Perhaps the algorithm is to blame. In his new book “Filterworld”, New Yorker staff writer Kyle Chayka identifies digital media’s skill at creating a single aspirational viewpoint as a cause of this stuckness. The end result is what we experience when we visit a new coffee shop in a different city: culture flattened into a sort of global beigeness.

Or perhaps, four years on, we’re still in the cultural aftershocks of Covid. Eva Wiseman made the poignant observation in January’s Elle that we’re all still scrabbling around in the pandemic’s wake, robbed of time and unable to move forward, but equally unable to talk about it.

It may be that we’re not actually stuck, but moving at the snail’s pace identified by ethnographer Grant McCracken when he diagnosed the two speeds of culture: fast and slow. But the speed of slow now feels interminable, given the rollercoaster ride of social media, and especially fashion trend-spotting.

In this specific corner of the internet, audiences are bombarded with diverse and emergent trends daily, from “mob wife” to “red tights”, “bows” and “corecore”. The ever-lengthening list creates pressure for anyone working in fashion or fashion-adjacent industries, presenting a seemingly urgent need to respond to the latest conversation, hyped-up style or next big thing.

One person who rides the wave of fashion discourse and has even coined several trends is Molly Rooyakkers, founder of @style.analytics.
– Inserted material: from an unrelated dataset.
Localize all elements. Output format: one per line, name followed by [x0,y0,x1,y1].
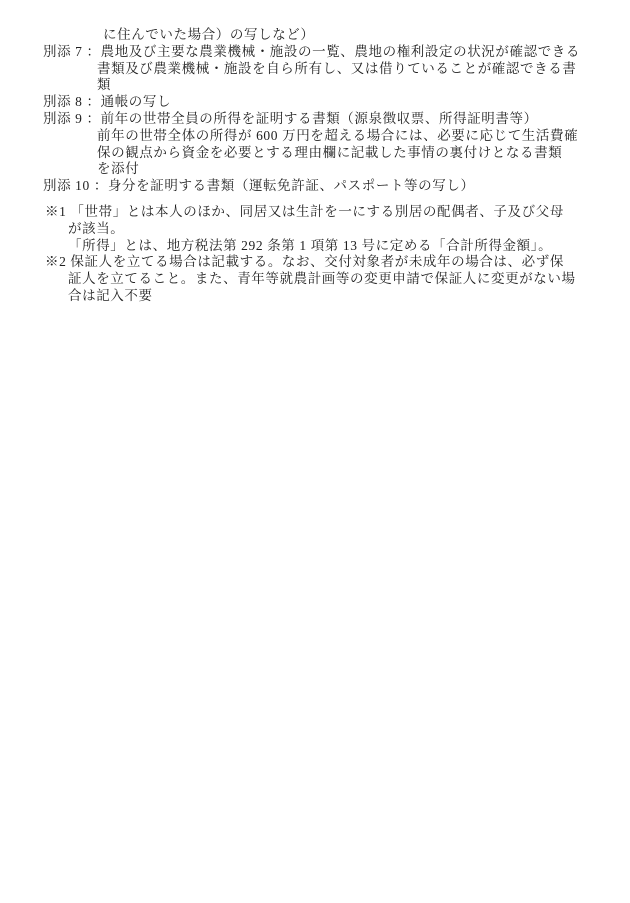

A cult favourite of fashion insiders, Molly has 106k IG followers and counting, all keen to hear what cool, fun or stylish moment is coming next.

Spring spoke to Molly to understand her success creating such inspiring cultural observations. Molly explained that she uses a combination of social listening, search data, street observation (specifically a trendy café in Amsterdam) and personal intuition to identify and name trends. The layer of data that Molly applies on top help prove her hypotheses, as well as hint at where to look next.
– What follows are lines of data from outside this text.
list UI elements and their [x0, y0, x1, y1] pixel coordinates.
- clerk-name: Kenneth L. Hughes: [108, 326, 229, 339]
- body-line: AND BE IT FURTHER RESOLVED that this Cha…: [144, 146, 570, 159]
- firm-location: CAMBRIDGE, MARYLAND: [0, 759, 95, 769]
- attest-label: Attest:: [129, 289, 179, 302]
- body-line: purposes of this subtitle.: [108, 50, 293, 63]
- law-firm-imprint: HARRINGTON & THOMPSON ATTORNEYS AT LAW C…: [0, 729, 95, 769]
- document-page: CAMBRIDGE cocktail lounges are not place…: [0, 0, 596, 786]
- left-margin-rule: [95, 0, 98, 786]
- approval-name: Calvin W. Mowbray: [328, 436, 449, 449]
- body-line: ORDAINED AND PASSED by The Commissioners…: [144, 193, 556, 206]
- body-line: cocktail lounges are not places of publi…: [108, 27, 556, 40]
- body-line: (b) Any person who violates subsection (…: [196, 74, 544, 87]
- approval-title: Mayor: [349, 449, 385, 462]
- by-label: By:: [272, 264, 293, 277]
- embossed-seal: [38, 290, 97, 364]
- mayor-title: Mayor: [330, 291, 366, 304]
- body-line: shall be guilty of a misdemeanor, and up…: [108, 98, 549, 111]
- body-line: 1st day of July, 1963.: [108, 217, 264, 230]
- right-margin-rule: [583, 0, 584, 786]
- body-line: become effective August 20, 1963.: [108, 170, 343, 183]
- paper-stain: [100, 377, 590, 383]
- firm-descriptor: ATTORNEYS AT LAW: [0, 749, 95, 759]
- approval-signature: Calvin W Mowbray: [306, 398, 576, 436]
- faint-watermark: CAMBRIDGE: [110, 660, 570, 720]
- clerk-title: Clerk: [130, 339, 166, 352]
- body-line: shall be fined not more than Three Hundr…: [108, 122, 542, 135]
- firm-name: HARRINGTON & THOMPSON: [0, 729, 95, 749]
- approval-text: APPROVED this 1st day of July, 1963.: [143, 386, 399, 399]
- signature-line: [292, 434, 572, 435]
Unsurprisingly, Molly’s audience is “particularly fond of content that delves into historical data”, especially when this data is used to predict the return of a nostalgic aesthetic from our past. Yet her business audiences are hungry for bold theories that both shock and point the way to more substantial shifts forwards in culture.

What to do with all these trends (both fast and slow) requires brand-centred thinking. Ask yourself what is emergent (or happening right now) that’s connected to brand values, and that matters to your audience? Use the answer to get unstuck: build relevant emerging themes into your brand work, to maintain cultural currency and create progressive meaning that lasts.